Acabo de fazer a leitura de algumas obras da escritora, poeta, tradutora e artista plástica paulista Tirzah Ribeiro. Em forma de crônica, conto, novela e poesia, seus escritos valorizam a tomada de consciência do que se vê e se sente, como se a autora procurasse chamar a atenção para a necessidade de percepção dos detalhes na construção do viver.
Radicada em Montevidéu, Tirzah tem 90 anos e, além de Ribeirão Preto, onde nasceu, morou no Rio de Janeiro e em Barcelona. Com trânsito livre total entre o português e o espanhol, ela realça, com a fluidez do seu espírito leve e senso filosófico natural, situações cotidianas vivenciadas nesses lugares, mesmo aquelas que, para muitas pessoas, parecem não significar nada.
As motivações da sua pena fecunda nasceram exatamente dos momentos únicos presentes em fatos aparentemente banais, como um casal dançando na rua, alguém tomando banho no chuveiro em um dia quente de verão, a vergonha que precede a dor quando alguém tropeça e cai em via pública e a sensação de omissão e impotência diante da miséria.
Tirzah aborda o despertar para o dilema humano de comer carne de presas que já vêm mortas, sem precisar caçar, como faziam os povos das cavernas, com a mesma desenvoltura da narração que faz do que se passou em sua cabeça ao ver na porta de uma borracharia fechada o aviso: “Estamos de luto: o ALBERTO morreu”. Sim, esse Alberto não poderia ser qualquer um.
As histórias contadas por ela não são necessariamente trágicas ou cômicas; são simplesmente singulares, a exemplo do homem que pensava jogar xadrez sozinho todos os domingos e da tentação de um jornalista em situação de férias ao encontrar na praia um pescador que resolvera deixar de falar, gerando versões populares sobre as razões desse inusitado mutismo.
A apreciação de uma pintura feita pelo tempo nas paredes de textura rugosa de certa garagem abandonada levou a protagonista a inscrever tal obra em um concurso de artes, antes que algum pedreiro refizesse o reboco e pintasse tudo em nome da limpeza. Esse encontro e preocupação com o belo fortuito aparece também em um texto de Juana de Ibarbourou (1892 – 1979), no qual a poeta uruguaia conta suas recordações de infância.

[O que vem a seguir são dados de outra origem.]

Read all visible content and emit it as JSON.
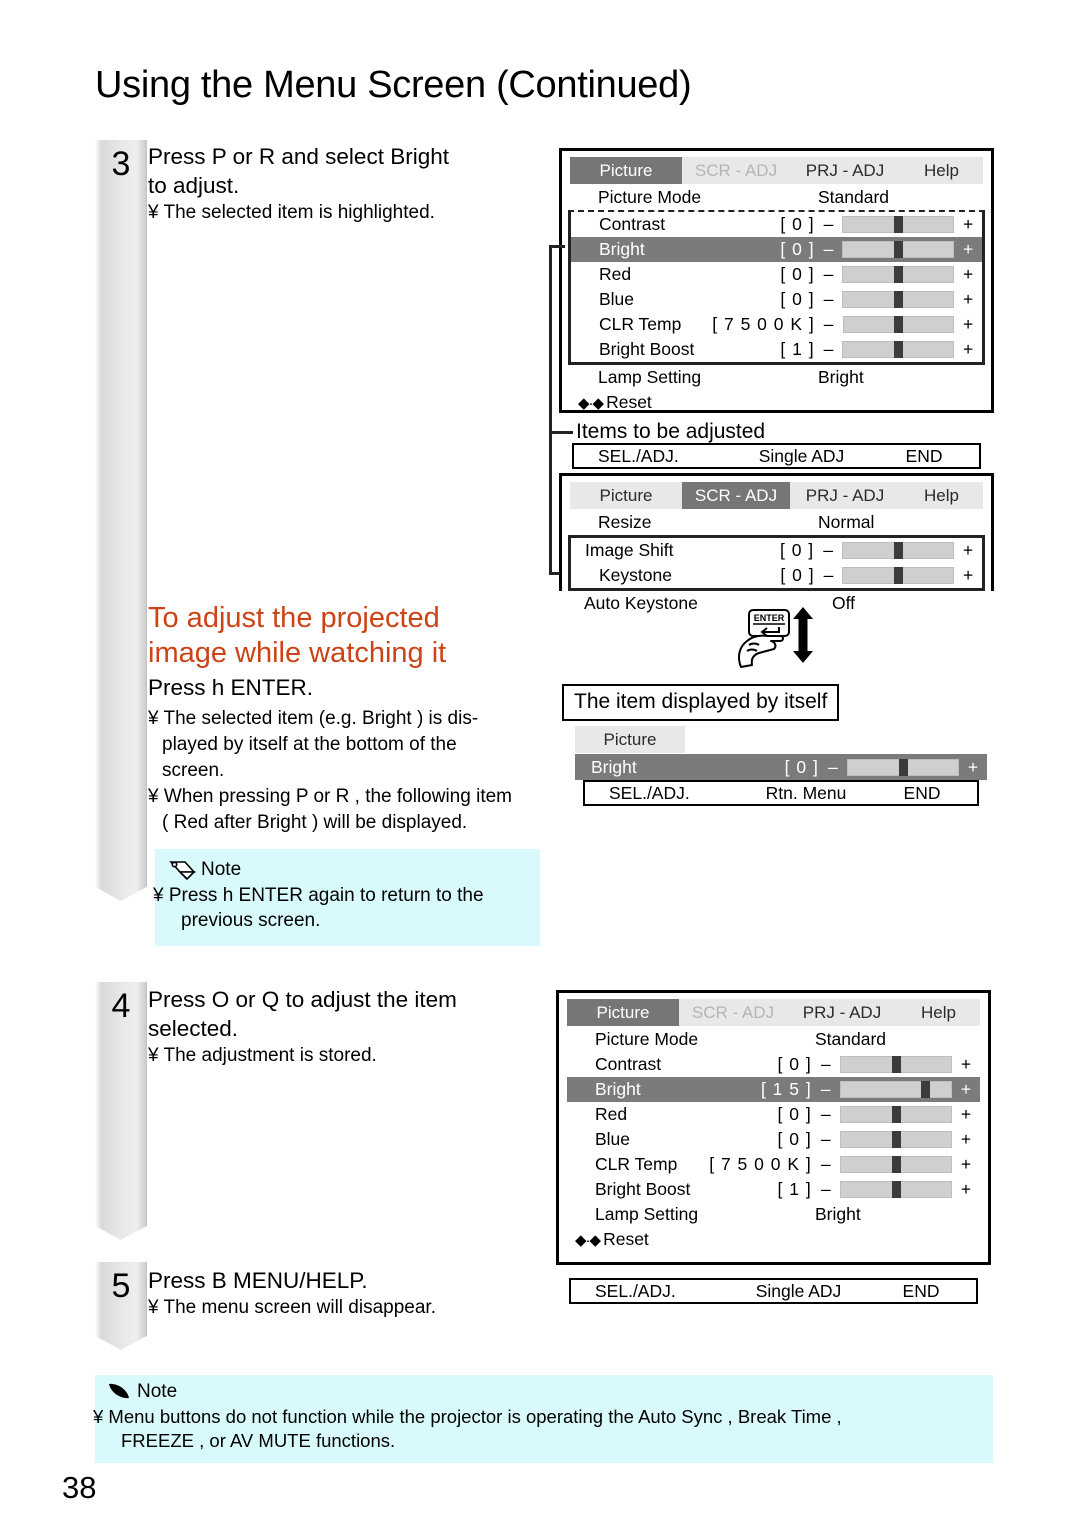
{
  "page": {
    "title": "Using the Menu Screen (Continued)",
    "number": "38"
  },
  "steps": [
    {
      "number": "3",
      "lead_line1": "Press  P  or  R  and select   Bright",
      "lead_line2": "to adjust.",
      "bullets": [
        "¥ The selected item is highlighted."
      ]
    },
    {
      "number": "4",
      "lead_line1": "Press  O  or  Q  to adjust the item",
      "lead_line2": "selected.",
      "bullets": [
        "¥ The adjustment is stored."
      ]
    },
    {
      "number": "5",
      "lead_line1": "Press  B  MENU/HELP.",
      "lead_line2": "",
      "bullets": [
        "¥ The menu screen will disappear."
      ]
    }
  ],
  "section": {
    "heading_line1": "To adjust the projected",
    "heading_line2": "image while watching it",
    "heading_color": "#cc4316",
    "lead": "Press  h   ENTER.",
    "bullets": [
      "¥ The selected item (e.g.  Bright ) is dis-played by itself at the bottom of the screen.",
      "¥ When pressing P  or R , the following item ( Red  after  Bright ) will be displayed."
    ],
    "bullet1_lines": [
      "¥ The selected item (e.g.  Bright ) is dis-",
      "played by itself at the bottom of the",
      "screen."
    ],
    "bullet2_lines": [
      "¥ When pressing P  or R , the following item",
      "( Red  after  Bright ) will be displayed."
    ]
  },
  "notes": [
    {
      "icon": "pencil-icon",
      "label": "Note",
      "lines": [
        "¥ Press h   ENTER again to return to the",
        "previous screen."
      ],
      "background": "#d9fafc"
    },
    {
      "icon": "pencil-icon",
      "label": "Note",
      "lines": [
        "¥ Menu  buttons  do  not  function  while  the  projector  is  operating  the  Auto Sync ,  Break Time ,",
        "FREEZE , or  AV MUTE  functions."
      ],
      "background": "#d9fafc"
    }
  ],
  "callouts": {
    "items_to_be_adjusted": "Items to be adjusted",
    "item_displayed_by_itself": "The item displayed by itself",
    "enter_key": "ENTER"
  },
  "osd": {
    "tabs": [
      "Picture",
      "SCR - ADJ",
      "PRJ - ADJ",
      "Help"
    ],
    "footer": {
      "sel_adj": "SEL./ADJ.",
      "single_adj": "Single ADJ",
      "rtn_menu": "Rtn. Menu",
      "end": "END"
    },
    "picture_panel_1": {
      "active_tab": "Picture",
      "picture_mode": {
        "label": "Picture Mode",
        "value": "Standard"
      },
      "rows": [
        {
          "label": "Contrast",
          "value": "[      0 ]",
          "minus": "–",
          "plus": "+",
          "thumb_pct": 50,
          "highlight": false
        },
        {
          "label": "Bright",
          "value": "[      0 ]",
          "minus": "–",
          "plus": "+",
          "thumb_pct": 50,
          "highlight": true
        },
        {
          "label": "Red",
          "value": "[      0 ]",
          "minus": "–",
          "plus": "+",
          "thumb_pct": 50,
          "highlight": false
        },
        {
          "label": "Blue",
          "value": "[      0 ]",
          "minus": "–",
          "plus": "+",
          "thumb_pct": 50,
          "highlight": false
        },
        {
          "label": "CLR Temp",
          "value": "[  7 5 0 0 K ]",
          "minus": "–",
          "plus": "+",
          "thumb_pct": 50,
          "highlight": false
        },
        {
          "label": "Bright Boost",
          "value": "[      1 ]",
          "minus": "–",
          "plus": "+",
          "thumb_pct": 50,
          "highlight": false
        }
      ],
      "lamp_setting": {
        "label": "Lamp Setting",
        "value": "Bright"
      },
      "reset": {
        "glyph": "◆·◆",
        "label": "Reset"
      }
    },
    "scr_adj_panel": {
      "active_tab": "SCR - ADJ",
      "resize": {
        "label": "Resize",
        "value": "Normal"
      },
      "rows": [
        {
          "label": "Image Shift",
          "value": "[      0 ]",
          "minus": "–",
          "plus": "+",
          "thumb_pct": 50,
          "highlight": false
        },
        {
          "label": "Keystone",
          "value": "[      0 ]",
          "minus": "–",
          "plus": "+",
          "thumb_pct": 50,
          "highlight": false
        }
      ],
      "auto_keystone": {
        "label": "Auto Keystone",
        "value": "Off"
      }
    },
    "single_item_panel": {
      "tab": "Picture",
      "row": {
        "label": "Bright",
        "value": "[      0 ]",
        "minus": "–",
        "plus": "+",
        "thumb_pct": 50,
        "highlight": true
      }
    },
    "picture_panel_2": {
      "active_tab": "Picture",
      "picture_mode": {
        "label": "Picture Mode",
        "value": "Standard"
      },
      "rows": [
        {
          "label": "Contrast",
          "value": "[      0 ]",
          "minus": "–",
          "plus": "+",
          "thumb_pct": 50,
          "highlight": false
        },
        {
          "label": "Bright",
          "value": "[    1 5 ]",
          "minus": "–",
          "plus": "+",
          "thumb_pct": 76,
          "highlight": true
        },
        {
          "label": "Red",
          "value": "[      0 ]",
          "minus": "–",
          "plus": "+",
          "thumb_pct": 50,
          "highlight": false
        },
        {
          "label": "Blue",
          "value": "[      0 ]",
          "minus": "–",
          "plus": "+",
          "thumb_pct": 50,
          "highlight": false
        },
        {
          "label": "CLR Temp",
          "value": "[  7 5 0 0 K ]",
          "minus": "–",
          "plus": "+",
          "thumb_pct": 50,
          "highlight": false
        },
        {
          "label": "Bright Boost",
          "value": "[      1 ]",
          "minus": "–",
          "plus": "+",
          "thumb_pct": 50,
          "highlight": false
        }
      ],
      "lamp_setting": {
        "label": "Lamp Setting",
        "value": "Bright"
      },
      "reset": {
        "glyph": "◆·◆",
        "label": "Reset"
      }
    }
  }
}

A criação de Tirzah Ribeiro tangencia os recursos estéticos de Samuel Beckett (1906 – 1989) em “Esperando Godot”, quando sua prosa abre a questão de como, ou se convém, esperar por alguém que não ficou de vir. Diferentemente da peça do dramaturgo irlandês, em que não se sabe quem não ficou de chegar e o que dele é esperado, o conto teatral de Tirzah fala de Gaspar, aquele evasivo amor a que supostamente não haveria outro igual.

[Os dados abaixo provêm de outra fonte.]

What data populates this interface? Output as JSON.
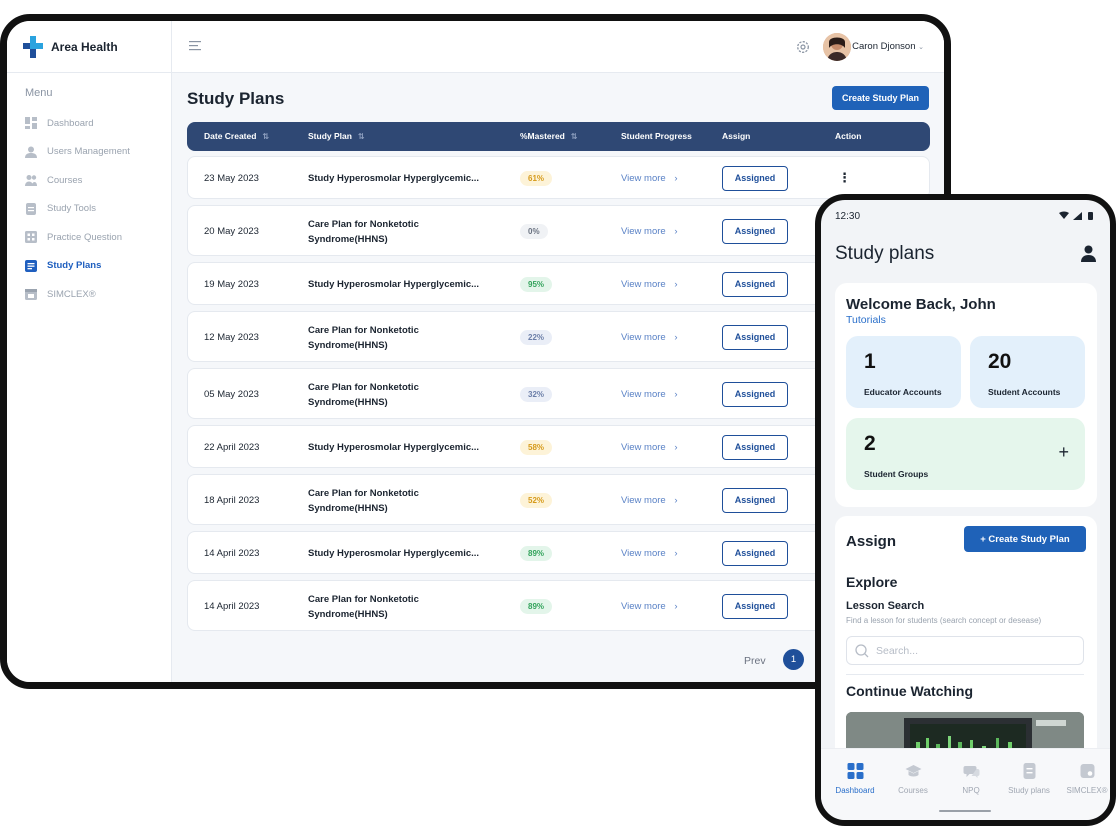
{
  "tablet": {
    "brand": "Area Health",
    "menu_title": "Menu",
    "nav": [
      {
        "label": "Dashboard"
      },
      {
        "label": "Users Management"
      },
      {
        "label": "Courses"
      },
      {
        "label": "Study Tools"
      },
      {
        "label": "Practice Question"
      },
      {
        "label": "Study Plans",
        "active": true
      },
      {
        "label": "SIMCLEX®"
      }
    ],
    "user_name": "Caron Djonson",
    "page_title": "Study Plans",
    "create_button": "Create Study Plan",
    "columns": {
      "date": "Date Created",
      "plan": "Study Plan",
      "mastered": "%Mastered",
      "progress": "Student Progress",
      "assign": "Assign",
      "action": "Action"
    },
    "sort_icon": "⇅",
    "rows": [
      {
        "date": "23 May 2023",
        "plan": "Study Hyperosmolar Hyperglycemic...",
        "mastered": "61%",
        "color": "y",
        "view": "View more",
        "assign": "Assigned"
      },
      {
        "date": "20 May 2023",
        "plan": "Care Plan for Nonketotic Syndrome(HHNS)",
        "mastered": "0%",
        "color": "n",
        "view": "View more",
        "assign": "Assigned"
      },
      {
        "date": "19 May 2023",
        "plan": "Study Hyperosmolar Hyperglycemic...",
        "mastered": "95%",
        "color": "g",
        "view": "View more",
        "assign": "Assigned"
      },
      {
        "date": "12 May 2023",
        "plan": "Care Plan for Nonketotic Syndrome(HHNS)",
        "mastered": "22%",
        "color": "b",
        "view": "View more",
        "assign": "Assigned"
      },
      {
        "date": "05 May 2023",
        "plan": "Care Plan for Nonketotic Syndrome(HHNS)",
        "mastered": "32%",
        "color": "b",
        "view": "View more",
        "assign": "Assigned"
      },
      {
        "date": "22 April 2023",
        "plan": "Study Hyperosmolar Hyperglycemic...",
        "mastered": "58%",
        "color": "y",
        "view": "View more",
        "assign": "Assigned"
      },
      {
        "date": "18 April 2023",
        "plan": "Care Plan for Nonketotic Syndrome(HHNS)",
        "mastered": "52%",
        "color": "y",
        "view": "View more",
        "assign": "Assigned"
      },
      {
        "date": "14 April 2023",
        "plan": "Study Hyperosmolar Hyperglycemic...",
        "mastered": "89%",
        "color": "g",
        "view": "View more",
        "assign": "Assigned"
      },
      {
        "date": "14 April 2023",
        "plan": "Care Plan for Nonketotic Syndrome(HHNS)",
        "mastered": "89%",
        "color": "g",
        "view": "View more",
        "assign": "Assigned"
      }
    ],
    "pagination": {
      "prev": "Prev",
      "current": "1"
    }
  },
  "phone": {
    "time": "12:30",
    "title": "Study plans",
    "welcome": "Welcome Back, John",
    "tutorials": "Tutorials",
    "stats": {
      "educators": {
        "value": "1",
        "label": "Educator Accounts"
      },
      "students": {
        "value": "20",
        "label": "Student Accounts"
      },
      "groups": {
        "value": "2",
        "label": "Student Groups"
      }
    },
    "assign_heading": "Assign",
    "create_button": "+ Create Study Plan",
    "explore": "Explore",
    "lesson_search": "Lesson Search",
    "lesson_desc": "Find a lesson for students (search concept or desease)",
    "search_placeholder": "Search...",
    "continue_watching": "Continue Watching",
    "bottom_nav": [
      {
        "label": "Dashboard",
        "active": true
      },
      {
        "label": "Courses"
      },
      {
        "label": "NPQ"
      },
      {
        "label": "Study plans"
      },
      {
        "label": "SIMCLEX®"
      }
    ]
  },
  "colors": {
    "primary": "#1f62b8",
    "header": "#2f4874",
    "active_nav": "#1f5fbf"
  }
}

É provável que a característica imagética dos textos de Tirzah esteja relacionada ao fato de a autora ser artista plástica. A gente vê o choque entre a risada infantil e a sisudez adulta quando ela descreve a hora do chá de um tempo em que, com uma dor fina, a memória se desamarra da lucidez. Sensação igual pode-se ter ao acompanhar a criança que vê um desfile de formigas na pia da cozinha e quer saber para onde marcham tais soldadinhos.

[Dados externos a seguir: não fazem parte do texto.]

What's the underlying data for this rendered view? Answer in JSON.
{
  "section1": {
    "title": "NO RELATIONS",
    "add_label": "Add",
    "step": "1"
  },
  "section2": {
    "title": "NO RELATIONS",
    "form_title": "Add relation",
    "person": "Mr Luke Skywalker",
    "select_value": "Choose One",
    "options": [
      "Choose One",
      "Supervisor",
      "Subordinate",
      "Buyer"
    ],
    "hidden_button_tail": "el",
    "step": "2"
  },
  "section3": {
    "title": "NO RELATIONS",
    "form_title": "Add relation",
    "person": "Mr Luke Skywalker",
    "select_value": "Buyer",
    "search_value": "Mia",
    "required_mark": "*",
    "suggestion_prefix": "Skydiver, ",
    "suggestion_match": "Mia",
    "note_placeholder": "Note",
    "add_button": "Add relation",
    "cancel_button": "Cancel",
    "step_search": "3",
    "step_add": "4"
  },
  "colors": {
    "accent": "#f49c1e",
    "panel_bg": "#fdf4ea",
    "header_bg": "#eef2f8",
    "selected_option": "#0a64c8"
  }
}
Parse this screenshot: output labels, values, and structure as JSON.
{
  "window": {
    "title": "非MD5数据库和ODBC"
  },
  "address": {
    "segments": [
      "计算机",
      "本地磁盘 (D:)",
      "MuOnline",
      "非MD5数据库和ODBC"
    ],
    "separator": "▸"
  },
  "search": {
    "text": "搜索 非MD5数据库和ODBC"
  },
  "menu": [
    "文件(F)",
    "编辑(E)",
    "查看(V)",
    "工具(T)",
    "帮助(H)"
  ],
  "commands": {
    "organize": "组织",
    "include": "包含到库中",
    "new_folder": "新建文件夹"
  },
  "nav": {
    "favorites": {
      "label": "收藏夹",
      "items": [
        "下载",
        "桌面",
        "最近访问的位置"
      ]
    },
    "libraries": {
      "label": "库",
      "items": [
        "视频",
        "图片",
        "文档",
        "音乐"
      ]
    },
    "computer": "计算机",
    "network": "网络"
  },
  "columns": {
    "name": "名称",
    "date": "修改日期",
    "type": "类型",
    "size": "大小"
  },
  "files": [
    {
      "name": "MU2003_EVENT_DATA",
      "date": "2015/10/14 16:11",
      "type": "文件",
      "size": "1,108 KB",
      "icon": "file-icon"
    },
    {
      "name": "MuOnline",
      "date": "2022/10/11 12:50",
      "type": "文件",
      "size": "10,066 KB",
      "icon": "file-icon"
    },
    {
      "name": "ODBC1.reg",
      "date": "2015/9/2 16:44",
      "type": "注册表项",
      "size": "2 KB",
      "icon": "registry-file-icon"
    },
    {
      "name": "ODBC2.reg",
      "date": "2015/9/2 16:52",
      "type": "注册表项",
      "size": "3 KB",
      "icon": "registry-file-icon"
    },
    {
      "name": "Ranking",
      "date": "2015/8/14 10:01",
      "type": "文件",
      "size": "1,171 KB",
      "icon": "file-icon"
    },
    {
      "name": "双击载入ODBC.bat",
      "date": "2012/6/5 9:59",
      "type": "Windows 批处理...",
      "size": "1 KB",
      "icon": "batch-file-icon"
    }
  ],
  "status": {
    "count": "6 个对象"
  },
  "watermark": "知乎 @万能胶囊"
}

Nesses tempos de repensar natureza e cultura, alguns poemas de Tirzah Ribeiro vão direto ao ponto: a) “A árvore desabitada / pelos pássaros chamava // Os pássaros, porém (…) não sabiam da solidão / que seu canto preenchia”; b) “Meu saci aboletado nos sonhos / encantados da razão”; e c) “Se o mundo vai à deriva / Limpa teu pátio e tua vida”. E assim pulsa a sua verve pela vida integral e a lateralidade.